12:57 pm on May 23, 2003 (gmt 0)

10+ Year Member



Thank you very much for your help.

The reason I suspect a firewall problem is that I had the same thing going on with preventing image hotlinking until I got some help modifying the anti-hotlinking .htaccess as below.

Note the section about firewall software and not being able to view the images:

##############################################
# image thievery
# Used instead of modrewrite because my host does not #currently support it

SetEnvIfNoCase Referer "^http://wwWebmasterWorldebsite.com/¦^http://mywebsite.com/" local_ref=1
# set the one below if firewall or ad prevention software is a concern. Otherwise they will not be able to see your images
SetEnvIfNoCase Referer "^$" local_ref=1
<FilesMatch "\.(gif¦jpe?g¦GIF¦JPE?G)">
Order Allow,Deny
Allow from env=local_ref
</FilesMatch>
##############################################

The people that called about not being able to see any of the website are running McAfee firewall software that comes with many Dell computers now. I doubt if they represent evil bots but rather are just regular users.

As soon as I remove the portion of .htaccess I listed in the first post they can view the website once again.

jdMorgan

3:03 pm on May 23, 2003 (gmt 0)

WebmasterWorld Senior Member 10+ Year Member



Again, I suggest you review the original thread you cited, and add the start anchors back in where missing. If that does not work, then divide your code up by commenting out one-half of it at a time, and see which half is causing the trouble. Continue to divide it up, identifying the successively-smaller chunk which doesn't work.

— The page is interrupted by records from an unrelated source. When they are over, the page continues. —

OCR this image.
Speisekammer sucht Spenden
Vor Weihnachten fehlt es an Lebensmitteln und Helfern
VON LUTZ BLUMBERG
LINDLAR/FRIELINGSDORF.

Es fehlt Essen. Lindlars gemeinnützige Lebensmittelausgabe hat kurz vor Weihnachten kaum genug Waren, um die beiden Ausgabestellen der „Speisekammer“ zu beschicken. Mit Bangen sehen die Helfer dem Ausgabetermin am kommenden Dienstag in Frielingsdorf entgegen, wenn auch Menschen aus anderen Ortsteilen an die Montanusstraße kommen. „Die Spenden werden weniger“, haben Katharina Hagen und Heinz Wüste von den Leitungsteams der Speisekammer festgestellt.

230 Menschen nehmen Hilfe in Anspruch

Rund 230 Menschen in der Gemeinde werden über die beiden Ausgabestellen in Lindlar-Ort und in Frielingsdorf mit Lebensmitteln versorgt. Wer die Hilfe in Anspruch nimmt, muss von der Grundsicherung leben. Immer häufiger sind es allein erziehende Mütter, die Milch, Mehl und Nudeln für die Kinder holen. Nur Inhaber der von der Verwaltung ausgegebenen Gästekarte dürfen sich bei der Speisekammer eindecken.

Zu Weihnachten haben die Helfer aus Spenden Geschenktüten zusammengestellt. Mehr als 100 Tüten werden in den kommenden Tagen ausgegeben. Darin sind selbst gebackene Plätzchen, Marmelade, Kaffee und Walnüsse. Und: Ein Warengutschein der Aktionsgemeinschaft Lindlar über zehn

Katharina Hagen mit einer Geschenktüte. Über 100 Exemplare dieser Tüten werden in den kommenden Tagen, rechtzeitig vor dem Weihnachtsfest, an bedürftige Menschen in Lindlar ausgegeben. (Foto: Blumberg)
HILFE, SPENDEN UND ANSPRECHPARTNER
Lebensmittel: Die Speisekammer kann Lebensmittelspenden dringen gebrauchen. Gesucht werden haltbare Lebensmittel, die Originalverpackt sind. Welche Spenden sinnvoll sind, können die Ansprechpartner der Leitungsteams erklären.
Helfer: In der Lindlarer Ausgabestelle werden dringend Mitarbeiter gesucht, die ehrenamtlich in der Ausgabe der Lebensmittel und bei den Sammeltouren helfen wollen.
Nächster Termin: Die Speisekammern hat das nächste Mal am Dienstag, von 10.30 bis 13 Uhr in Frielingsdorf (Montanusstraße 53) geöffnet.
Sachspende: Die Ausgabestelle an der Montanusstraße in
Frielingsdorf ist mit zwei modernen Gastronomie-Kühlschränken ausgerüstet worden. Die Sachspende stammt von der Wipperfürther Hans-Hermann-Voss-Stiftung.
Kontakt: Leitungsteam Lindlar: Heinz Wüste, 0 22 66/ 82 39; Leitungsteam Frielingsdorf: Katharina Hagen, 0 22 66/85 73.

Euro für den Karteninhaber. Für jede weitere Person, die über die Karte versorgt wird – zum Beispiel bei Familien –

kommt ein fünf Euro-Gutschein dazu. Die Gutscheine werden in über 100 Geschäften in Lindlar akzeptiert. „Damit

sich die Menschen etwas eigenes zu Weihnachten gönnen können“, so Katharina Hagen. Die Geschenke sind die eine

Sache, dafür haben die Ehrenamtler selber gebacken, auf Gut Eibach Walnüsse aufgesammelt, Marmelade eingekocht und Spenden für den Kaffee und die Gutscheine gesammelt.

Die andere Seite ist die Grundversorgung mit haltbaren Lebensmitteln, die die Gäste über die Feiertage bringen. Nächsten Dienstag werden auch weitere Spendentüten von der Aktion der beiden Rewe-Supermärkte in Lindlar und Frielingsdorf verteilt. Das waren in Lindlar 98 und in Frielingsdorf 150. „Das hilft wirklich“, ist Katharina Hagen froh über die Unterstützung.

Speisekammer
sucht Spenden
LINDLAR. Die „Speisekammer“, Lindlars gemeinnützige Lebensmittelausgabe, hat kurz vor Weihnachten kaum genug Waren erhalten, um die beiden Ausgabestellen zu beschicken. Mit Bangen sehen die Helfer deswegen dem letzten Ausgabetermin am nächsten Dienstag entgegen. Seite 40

You can comment out a line of code by adding a "#" symbol at the beginning of the line.

If you look in your logs, maybe you can find a logged visit from one of these blocked users, note the user-agent string used by McAfee, and figure out which line of your code is blocking it.

This is precisely how I would proceed. The code is syntactically correct, but one of the user-agent patterns is matching that used by your visitors. A possible cause is that the missing start anchors allow the pattern to match if it appears anywhere in the user-agent string received in the request.

Ref: Introduction to mod_rewrite [webmasterworld.com]

Jim

Maleville

3:40 pm on May 25, 2003 (gmt 0)

10+ Year Member



Hi, TheWebographer

In:
RewriteCond %{HTTP_REFERER} q=Guestbook [NC,OR]
What is the meaning of q=

Who is banned?

jdMorgan

6:54 pm on May 25, 2003 (gmt 0)

WebmasterWorld Senior Member 10+ Year Member



Maleville,

I'd guess it's an attempt to stop visitors coming from search engines after searching for "guestbook." The use of that search phrase - rather than one related to the site's contents - is a fairly good indication that the visitor is simply looking for guestbooks to exploit.

Jim

Maleville

12:10 am on May 26, 2003 (gmt 0)

10+ Year Member



Thank you jdMorgan.
I think that .htaccess file is more than a script : it's a philosophy.